Infantino brinda el Mundial 2030 a Marruecos durante su visita a Mohamed VI: «Se celebrará en el país más hermoso de todos»

Infantino brinda el Mundial 2030 a Marruecos durante su visita a Mohamed VI: «Se celebrará en el país más hermoso de todos»

El escenario de la final del torneo sigue siendo una incógnita por resolver mientras la geopolítica y las relaciones fluidas del presidente de la FIFA y el rey marroquí podrían condicionar la decisión definitiva y hacer ganar enteros a un país que inicialmente no estaba entre los organizadores de la cita

El Mundial de 2030 queda lejos en el horizonte, aunque sigue de actualidad por las cuestiones por resolverse al ser un evento que tendrá varias sedes, como son España, Portugal y Marruecos, más partidos en Argentina, Uruguay y Paraguay. Precisamente recientemente ha estado visitando Marruecos Gianni Infantino, presidente de la FIFA, que ha estado en las celebraciones Día del Trono en el país norteafricano donde ha tenido la oportunidad de estar con el rey Mohamed VI.

Una de las cuestiones que debe dilucidarse de cara al Mundial 2030 es conocer el escenario de la final de la competición.
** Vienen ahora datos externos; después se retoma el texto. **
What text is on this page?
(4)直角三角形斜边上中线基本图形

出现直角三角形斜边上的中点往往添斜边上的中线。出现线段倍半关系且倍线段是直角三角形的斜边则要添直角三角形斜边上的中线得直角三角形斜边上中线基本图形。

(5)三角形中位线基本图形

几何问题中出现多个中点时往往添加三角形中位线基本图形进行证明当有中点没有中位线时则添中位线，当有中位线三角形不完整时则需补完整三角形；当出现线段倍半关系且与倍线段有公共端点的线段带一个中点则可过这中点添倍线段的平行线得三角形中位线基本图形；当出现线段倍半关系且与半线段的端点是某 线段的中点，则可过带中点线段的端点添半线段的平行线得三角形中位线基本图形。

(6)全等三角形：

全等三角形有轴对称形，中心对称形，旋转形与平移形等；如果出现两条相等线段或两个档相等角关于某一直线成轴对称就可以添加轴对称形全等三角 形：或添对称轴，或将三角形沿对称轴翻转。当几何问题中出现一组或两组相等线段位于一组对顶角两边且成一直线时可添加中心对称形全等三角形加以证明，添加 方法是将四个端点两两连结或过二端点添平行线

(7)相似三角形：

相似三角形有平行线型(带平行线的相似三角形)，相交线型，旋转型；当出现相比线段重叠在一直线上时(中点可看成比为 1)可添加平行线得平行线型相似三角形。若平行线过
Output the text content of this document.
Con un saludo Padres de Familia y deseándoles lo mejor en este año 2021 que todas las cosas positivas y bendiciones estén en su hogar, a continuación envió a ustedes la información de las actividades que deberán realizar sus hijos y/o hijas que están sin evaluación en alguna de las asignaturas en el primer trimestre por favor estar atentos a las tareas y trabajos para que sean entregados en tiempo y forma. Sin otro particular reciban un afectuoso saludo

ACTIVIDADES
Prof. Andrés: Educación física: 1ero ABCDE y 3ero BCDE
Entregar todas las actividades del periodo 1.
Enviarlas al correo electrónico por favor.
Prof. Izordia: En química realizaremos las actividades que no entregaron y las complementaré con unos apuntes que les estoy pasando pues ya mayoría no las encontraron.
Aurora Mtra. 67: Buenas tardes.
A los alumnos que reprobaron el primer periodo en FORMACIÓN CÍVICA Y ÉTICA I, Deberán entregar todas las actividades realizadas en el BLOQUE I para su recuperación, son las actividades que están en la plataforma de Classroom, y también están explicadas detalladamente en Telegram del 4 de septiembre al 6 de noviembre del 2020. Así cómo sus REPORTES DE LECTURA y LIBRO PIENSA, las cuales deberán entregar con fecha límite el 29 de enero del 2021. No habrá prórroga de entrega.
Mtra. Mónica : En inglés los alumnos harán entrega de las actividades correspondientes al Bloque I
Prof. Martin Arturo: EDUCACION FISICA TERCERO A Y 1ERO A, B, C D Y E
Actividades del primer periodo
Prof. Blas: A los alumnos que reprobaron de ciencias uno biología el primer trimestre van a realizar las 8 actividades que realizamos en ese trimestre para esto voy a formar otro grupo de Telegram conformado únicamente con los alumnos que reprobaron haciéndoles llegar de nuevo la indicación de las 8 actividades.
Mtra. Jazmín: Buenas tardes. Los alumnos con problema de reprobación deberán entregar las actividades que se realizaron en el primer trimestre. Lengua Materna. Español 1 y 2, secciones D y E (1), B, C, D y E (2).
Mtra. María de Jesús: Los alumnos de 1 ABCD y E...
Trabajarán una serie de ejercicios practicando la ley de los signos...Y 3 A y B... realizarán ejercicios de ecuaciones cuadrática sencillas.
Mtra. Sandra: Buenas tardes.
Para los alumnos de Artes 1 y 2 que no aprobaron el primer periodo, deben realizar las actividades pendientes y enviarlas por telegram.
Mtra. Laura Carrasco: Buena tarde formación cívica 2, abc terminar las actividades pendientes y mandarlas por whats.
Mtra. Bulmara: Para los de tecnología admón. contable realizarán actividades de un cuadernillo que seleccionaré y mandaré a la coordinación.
Aunque tiempo atrás España aparecía como clara candidata a ser la sede de ese encuentro, en los últimos tiempos también ha tomado fuerza la opción de Marruecos con el gran estadio que el rey Mohamed VI planea construir en Casablanca. Un asunto del que no ha hablado Infantino, aunque sí ha dejado una frase llamativa en su visita a tierras marroquíes. «El Mundial 2030 se celebrará en el país más hermoso de todos», ha dicho en referencia a Marruecos.

Infantino advierte que el Mundial de 2030 será el «mejor y más grande de toda la historia»

Las declaraciones de Infantino, que días atrás generó polémica con su ideal finalmente desechada de privatizar el Mundial, se enmarcan también con otras palabras en las que advirtió de lo que sucederá en el Mundial de 2030: «Será el mejor y más grande de toda la historia». Hay que recordar que se trata de la Copa del Mundo del centenario, después de que la competición arrancara con la edición de 1930 en Uruguay.

Las fluidas relaciones de Infantino con Marruecos y su rey han generado inquietud en España y Portugal sobre el papel más preponderante que pueda tener el país norteafricano de cara a la celebración del Mundial 2030, en el que inicialmente no estaba incluido como organizador pero que finalmente entró con fuerza adquiriendo un rol cada vez mayor.

La geopolítica y la crisis migratoria en Ceuta

Las relaciones entre España y Marruecos han estado en los últimos días de máxima actualidad, después de la crisis migratoria en Ceuta con la llegada, según distintas informaciones, de más de 60.000 migrantes de forma masiva a la ciudad fronteriza. Una clave política y social, que también puede tener derivadas de cara al Mundial 2030 y la geopolítica, tan definitiva en la celebración de eventos deportivos de ese nivel. La visita de Infantino a Marruecos con la visita a su rey y lo sucedido en Ceuta ha coincidido en apenas unos días.

A tenor de las declaraciones públicas de los dirigentes de España y Marruecos la relación es fluida y se habla de socios. También hay quien señala que lo sucedido con la crisis migratoria tiene que ver con medidas de presión del país norteafricano en la manera de afrontar las relaciones entre dos países condenados a entenderse por la proximidad geográfica.

El aval de España por ser campeona del mundo y su experiencia en organización de grandes eventos

De cara al Mundial de 2030 y los detalles del reparto de partidos, especialmente en el caso de la final, España puede esgrimir el peso de ser el actual campeón del mundo. El título conquistado por la selección española en la cita de Estados Unidos, México y Canadá también debe ser un aval tenido en cuenta a la de decidir dónde se celebrara el partido definitivo de la competición.

Además España ha demostrado a lo largo de su historia su capacidad para celebrar eventos deportivo y no deportivos de primer orden. Un contrapeso que este pulso geopolítico, donde tampoco conviene olvidar a Donald Trump, presidente de Estados Unidos, que guarda una excelente relación tanto con Infantino como con Marruecos.